I've had great training and good habits, too. But after 50 years of flying, I landed gear up the first time. It was a long (50+ miles) final glide into Harris Hill at the nationals a few years ago, below glide path nearly the entire way. To my knowledge, no one had been ridge soaring that task but I thought the wind favored it as I approached across the valley. I connected with the Hill just below the crest and turned left to run across it. I gained enough on one short pass that when the finish line/taxiway came into view out my right wing, I simply turned right on very short final to land/finish. I appeared low from behind the trees and turned in so suddenly that no one had a chance to radio a warning. My primary concern was that I was flying downwind and needed to get it down so I didn't roll off the back of the Hill, and also avoiding the crop of finishers landing (properly) in the opposite direction.

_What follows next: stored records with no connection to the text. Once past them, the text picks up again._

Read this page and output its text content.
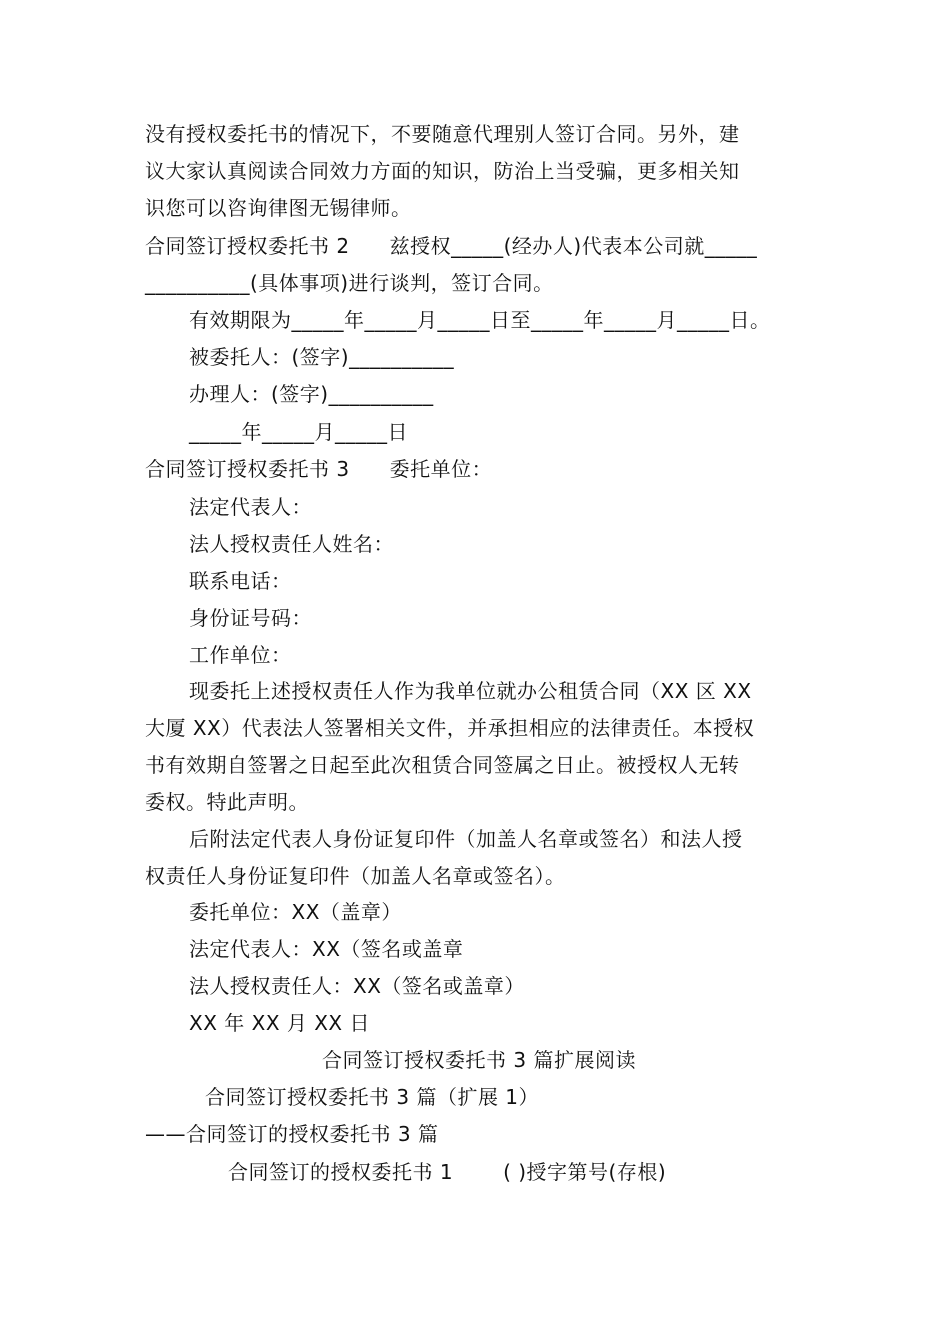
没有授权委托书的情况下，不要随意代理别人签订合同。另外，建
议大家认真阅读合同效力方面的知识，防治上当受骗，更多相关知
识您可以咨询律图无锡律师。
合同签订授权委托书 2 兹授权_____(经办人)代表本公司就_____
__________(具体事项)进行谈判，签订合同。
有效期限为_____年_____月_____日至_____年_____月_____日。
被委托人：(签字)__________
办理人：(签字)__________
_____年_____月_____日
合同签订授权委托书 3 委托单位：
法定代表人：
法人授权责任人姓名：
联系电话：
身份证号码：
工作单位：
现委托上述授权责任人作为我单位就办公租赁合同（XX 区 XX
大厦 XX）代表法人签署相关文件，并承担相应的法律责任。本授权
书有效期自签署之日起至此次租赁合同签属之日止。被授权人无转
委权。特此声明。
后附法定代表人身份证复印件（加盖人名章或签名）和法人授
权责任人身份证复印件（加盖人名章或签名）。
委托单位：XX（盖章）
法定代表人：XX（签名或盖章
法人授权责任人：XX（签名或盖章）
XX 年 XX 月 XX 日
合同签订授权委托书 3 篇扩展阅读
合同签订授权委托书 3 篇（扩展 1）
——合同签订的授权委托书 3 篇
合同签订的授权委托书 1	( )授字第号(存根)
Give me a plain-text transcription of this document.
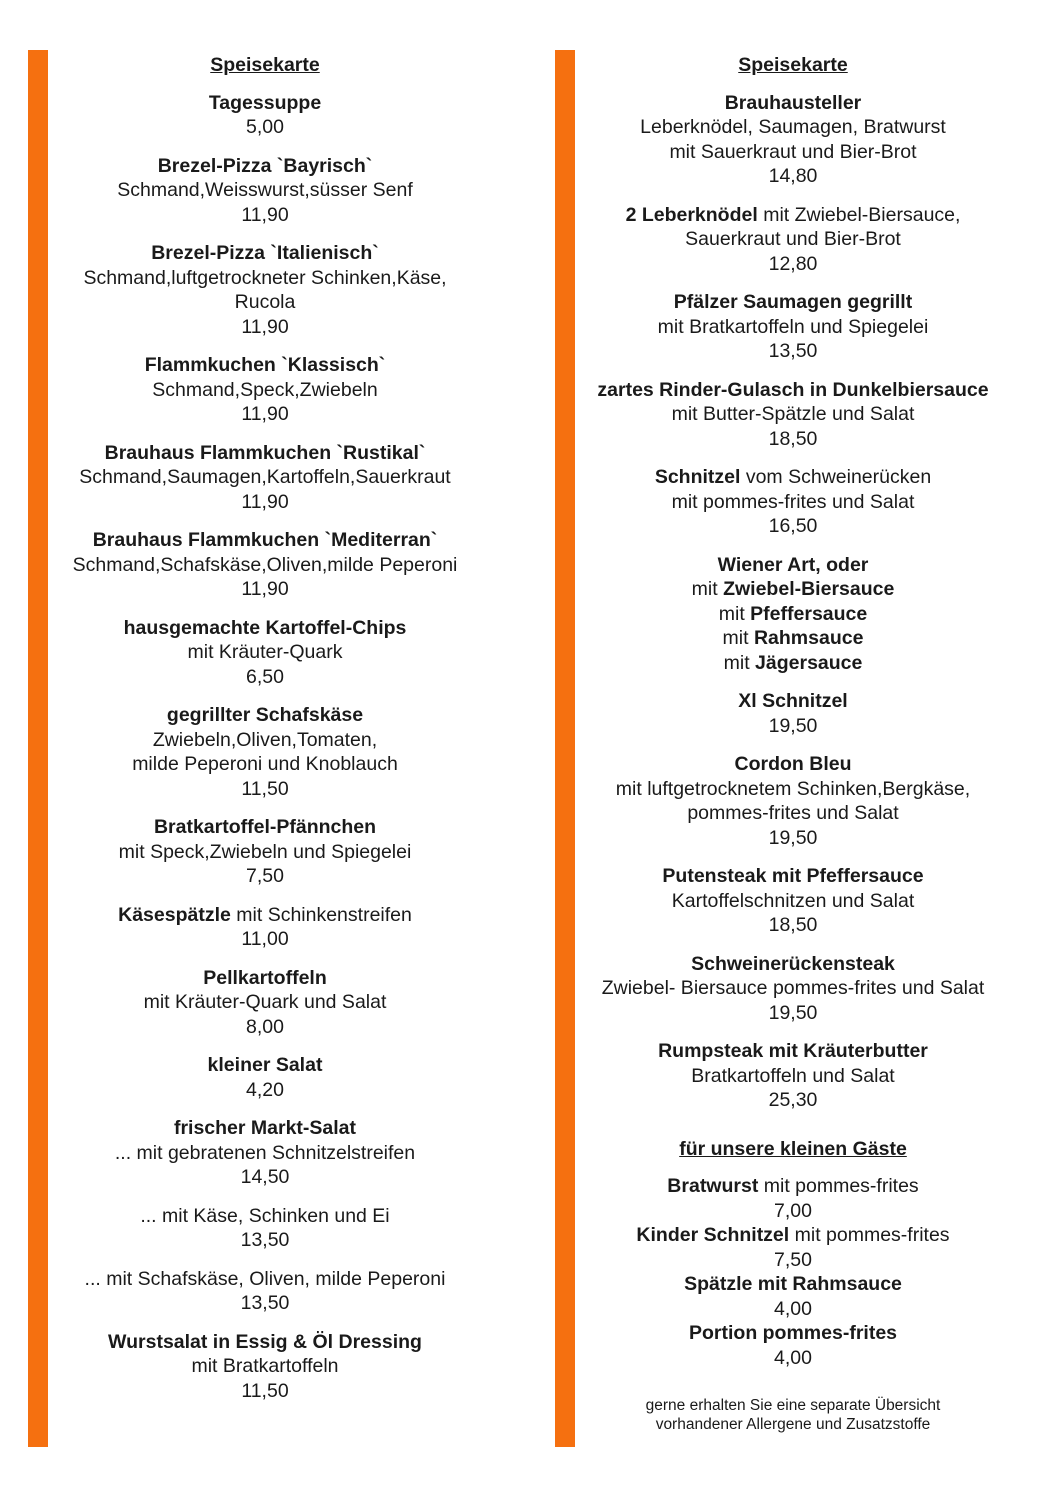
Speisekarte
Tagessuppe
5,00
Brezel-Pizza `Bayrisch`
Schmand,Weisswurst,süsser Senf
11,90
Brezel-Pizza `Italienisch`
Schmand,luftgetrockneter Schinken,Käse,
Rucola
11,90
Flammkuchen `Klassisch`
Schmand,Speck,Zwiebeln
11,90
Brauhaus Flammkuchen `Rustikal`
Schmand,Saumagen,Kartoffeln,Sauerkraut
11,90
Brauhaus Flammkuchen `Mediterran`
Schmand,Schafskäse,Oliven,milde Peperoni
11,90
hausgemachte Kartoffel-Chips
mit Kräuter-Quark
6,50
gegrillter Schafskäse
Zwiebeln,Oliven,Tomaten,
milde Peperoni und Knoblauch
11,50
Bratkartoffel-Pfännchen
mit Speck,Zwiebeln und Spiegelei
7,50
Käsespätzle mit Schinkenstreifen
11,00
Pellkartoffeln
mit Kräuter-Quark und Salat
8,00
kleiner Salat
4,20
frischer Markt-Salat
... mit gebratenen Schnitzelstreifen
14,50
... mit Käse, Schinken und Ei
13,50
... mit Schafskäse, Oliven, milde Peperoni
13,50
Wurstsalat in Essig & Öl Dressing
mit Bratkartoffeln
11,50
Speisekarte
Brauhausteller
Leberknödel, Saumagen, Bratwurst
mit Sauerkraut und Bier-Brot
14,80
2 Leberknödel mit Zwiebel-Biersauce,
Sauerkraut und Bier-Brot
12,80
Pfälzer Saumagen gegrillt
mit Bratkartoffeln und Spiegelei
13,50
zartes Rinder-Gulasch in Dunkelbiersauce
mit Butter-Spätzle und Salat
18,50
Schnitzel vom Schweinerücken
mit pommes-frites und Salat
16,50
Wiener Art, oder
mit Zwiebel-Biersauce
mit Pfeffersauce
mit Rahmsauce
mit Jägersauce
Xl Schnitzel
19,50
Cordon Bleu
mit luftgetrocknetem Schinken,Bergkäse,
pommes-frites und Salat
19,50
Putensteak mit Pfeffersauce
Kartoffelschnitzen und Salat
18,50
Schweinerückensteak
Zwiebel- Biersauce pommes-frites und Salat
19,50
Rumpsteak mit Kräuterbutter
Bratkartoffeln und Salat
25,30
für unsere kleinen Gäste
Bratwurst mit pommes-frites
7,00
Kinder Schnitzel mit pommes-frites
7,50
Spätzle mit Rahmsauce
4,00
Portion pommes-frites
4,00
gerne erhalten Sie eine separate Übersicht
vorhandener Allergene und Zusatzstoffe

I never shifted into "landing" mode. Call it tunnel vision: I was focused completely on finishing until the last few seconds and didn't even think about my landing checklist. There's an emergency field below the Hill that was available if the ridge hadn't worked; I deduced later that probably gave me one less reason to think about landing vs. finishing.
I'd had a gear warning horn in another glider but landed one day in the early 70s with it going off in my ear anyway (the wheel was down but the lever wasn't locked all the way over against the cockpit wall, which didn't cause a problem). I always figured: why have a system if I was going to subconsciously ignore it anyway?
Since then I've used a clip that I move from the gear handle to the dive brake handle when I release, and back again after the gear goes down. I could probably ignore this one, too, but it would be more difficult. That doesn't mean I couldn't make the same mistake again and I'll take all the help I can get. I called "gear down" in the pattern for a while after that. I may start doing it again. Or install the microswitches and connect it to my ClearNav vario this winter.
I was very depressed the night after I bellied in. I was gratified but amazed by the number of experienced pilots who dropped by the hangar to reassure me by confessing they had done it, too, some of them twice, one at an airshow in front of spectators. If the saying about "there are those who have and those who will" applies, there are a lot fewer of "those who will" remaining.
I don't scoff at anything pilots do to avoid making mistakes. None of us is perfect.